This is a memory leak as it is overwritten on the next line.

> +    path = g_strdup_printf(MSR_PATH_TEMPLATE, cpu_id);

Since this constant is only used in one place, I'd prefer to see it
inline here, so an observer can see what format specifiers are relied
upon

> +
> +    /*
> +     * Check if the specified CPU is included in the thread's affinity
> +     */
> +    cpu_set_t cpu_set;
> +    CPU_ZERO(&cpu_set);
> +    sched_getaffinity(0, sizeof(cpu_set_t), &cpu_set);


Using cpu_set_t will break on machines with >= 1024 CPUs.

There are a numbr of painpoints with calling sched_getaffinity so
rather than try to explain them, let me point you to the man page
for sched_getaffinity underthe headeing:

  "Handling systems with large CPU affinity masks"


> +
> +    if (!CPU_ISSET(cpu_id, &cpu_set)) {
> +        fprintf(stderr, "CPU %u is not in the thread's affinity.\n", cpu_id);

Use error_report() for consistency

> +        return result;
> +    }
> +
> +    fd = open(path, O_RDONLY);
> +    if (fd < 0) {
> +        error_report("Failed to open MSR file at %s", path);
> +        return result;
> +    }
> +
> +    if (pread(fd, &result, sizeof(result), msr_register) != sizeof(result)) {

Leaks 'fd'

> +        error_report("Failed to read MSR");
> +        result = 0;
> +    }
> +
> +    close(fd);
> +    return result;
> +}


> +static void coroutine_fn vh_co_entry(void *opaque)
> +{
> +    VMSRHelperClient *client = opaque;
> +    uint64_t vmsr;
> +    uint32_t request[3];
> +    unsigned int peer_pid;
> +    int r;
> +    Error *local_err = NULL;
> +
> +    qio_channel_set_blocking(QIO_CHANNEL(client->ioc),
> +                             false, NULL);
> +
> +    qio_channel_set_follow_coroutine_ctx(QIO_CHANNEL(client->ioc), true);
> +
> +    /*
> +     * Check peer credentials
> +     */
> +    qio_channel_get_peerpid(QIO_CHANNEL(client->ioc), &peer_pid, &local_err);
> +
> +    if (peer_pid == 0) {
> +        if (local_err != NULL) {
> +            error_report_err(local_err);
> +        }
> +        error_report("Failed to get peer credentials");

Using peer_pid == 0 as a substitute for checking if 'local_err' is set
is bogus.
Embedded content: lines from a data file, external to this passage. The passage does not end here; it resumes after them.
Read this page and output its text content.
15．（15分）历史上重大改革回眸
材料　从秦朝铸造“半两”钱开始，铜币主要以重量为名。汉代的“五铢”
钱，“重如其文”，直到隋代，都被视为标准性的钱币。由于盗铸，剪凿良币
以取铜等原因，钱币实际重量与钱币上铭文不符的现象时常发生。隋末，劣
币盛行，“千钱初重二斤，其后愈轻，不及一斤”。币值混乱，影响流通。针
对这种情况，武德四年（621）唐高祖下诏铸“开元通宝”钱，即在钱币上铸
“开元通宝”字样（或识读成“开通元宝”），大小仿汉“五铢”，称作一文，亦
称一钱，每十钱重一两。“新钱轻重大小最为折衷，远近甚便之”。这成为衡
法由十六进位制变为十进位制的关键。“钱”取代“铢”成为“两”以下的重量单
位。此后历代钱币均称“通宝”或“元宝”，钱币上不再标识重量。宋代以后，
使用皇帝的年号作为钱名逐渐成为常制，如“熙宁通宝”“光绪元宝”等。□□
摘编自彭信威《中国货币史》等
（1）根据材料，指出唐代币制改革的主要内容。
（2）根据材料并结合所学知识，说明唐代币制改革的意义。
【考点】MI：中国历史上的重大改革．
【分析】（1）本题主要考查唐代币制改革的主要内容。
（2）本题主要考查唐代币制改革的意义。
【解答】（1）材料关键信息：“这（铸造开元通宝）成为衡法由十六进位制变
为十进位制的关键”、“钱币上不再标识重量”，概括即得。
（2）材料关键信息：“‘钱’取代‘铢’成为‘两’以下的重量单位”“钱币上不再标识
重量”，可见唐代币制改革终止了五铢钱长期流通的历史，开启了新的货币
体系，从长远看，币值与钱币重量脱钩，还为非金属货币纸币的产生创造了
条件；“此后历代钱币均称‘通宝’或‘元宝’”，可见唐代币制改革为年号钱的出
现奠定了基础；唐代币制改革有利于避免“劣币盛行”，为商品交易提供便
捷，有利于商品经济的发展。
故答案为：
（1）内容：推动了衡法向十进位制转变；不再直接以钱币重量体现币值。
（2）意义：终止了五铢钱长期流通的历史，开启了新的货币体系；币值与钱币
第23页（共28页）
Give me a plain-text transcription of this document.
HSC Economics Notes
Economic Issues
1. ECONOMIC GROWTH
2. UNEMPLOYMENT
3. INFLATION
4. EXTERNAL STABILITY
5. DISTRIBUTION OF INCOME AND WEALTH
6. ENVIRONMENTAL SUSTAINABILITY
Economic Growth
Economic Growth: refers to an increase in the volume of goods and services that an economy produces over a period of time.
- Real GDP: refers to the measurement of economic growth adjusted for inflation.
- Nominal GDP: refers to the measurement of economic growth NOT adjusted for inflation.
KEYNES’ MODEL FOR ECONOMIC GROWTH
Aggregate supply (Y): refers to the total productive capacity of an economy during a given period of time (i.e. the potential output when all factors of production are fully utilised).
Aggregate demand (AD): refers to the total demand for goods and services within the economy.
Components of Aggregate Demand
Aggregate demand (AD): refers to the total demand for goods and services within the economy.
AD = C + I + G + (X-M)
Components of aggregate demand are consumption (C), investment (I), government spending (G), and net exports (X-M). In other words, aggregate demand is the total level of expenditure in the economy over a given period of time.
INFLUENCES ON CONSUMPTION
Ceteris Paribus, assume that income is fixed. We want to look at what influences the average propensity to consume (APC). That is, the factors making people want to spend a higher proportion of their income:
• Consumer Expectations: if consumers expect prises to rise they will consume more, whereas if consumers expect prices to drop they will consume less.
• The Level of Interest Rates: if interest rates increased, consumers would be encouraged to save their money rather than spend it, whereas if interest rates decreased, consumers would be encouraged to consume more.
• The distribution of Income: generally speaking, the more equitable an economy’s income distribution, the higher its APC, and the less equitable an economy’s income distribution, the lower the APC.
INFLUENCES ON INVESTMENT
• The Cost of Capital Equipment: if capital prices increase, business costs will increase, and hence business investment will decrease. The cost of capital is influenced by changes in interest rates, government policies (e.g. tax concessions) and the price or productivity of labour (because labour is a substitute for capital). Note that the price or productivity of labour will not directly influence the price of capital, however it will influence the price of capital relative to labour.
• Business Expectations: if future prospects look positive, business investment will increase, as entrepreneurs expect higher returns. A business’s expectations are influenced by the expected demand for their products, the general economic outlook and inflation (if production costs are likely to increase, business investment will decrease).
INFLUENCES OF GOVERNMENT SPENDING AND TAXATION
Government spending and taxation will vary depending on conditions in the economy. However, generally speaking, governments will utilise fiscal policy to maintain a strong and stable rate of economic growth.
Check for 'local_err != NULL'.

> +        goto out;
> +    }
> +
> +    /*
> +     * Read the requested MSR
> +     * Only RAPL MSR in rapl-msr-index.h is allowed
> +     */
> +    r = qio_channel_read_all(QIO_CHANNEL(client->ioc),
> +                             (char *) &request, sizeof(request), &local_err);
> +    if ((local_err != NULL) || r < 0) {

Checking both conditions is redundant, pick one

> +        error_report("Read request fail");
> +        error_report_err(local_err);
> +        goto out;
> +    }
> +    if (!is_msr_allowed(request[0])) {
> +        error_report("Requested unallowed msr: %d", request[0]);
> +        goto out;
> +    }
> +
> +    vmsr = vmsr_read_msr(request[0], request[1]);
> +
> +    if (!is_tid_present(peer_pid, request[2])) {
> +        error_report("Requested TID not in peer PID: %d %d",
> +            peer_pid, request[2]);

Indent is a little off.

You never answered my question from the previous posting of this

This check is merely validating the the thread ID in the message
is a child of the process ID connected to the socket. Any process
on the entire host can satisfy this requirement.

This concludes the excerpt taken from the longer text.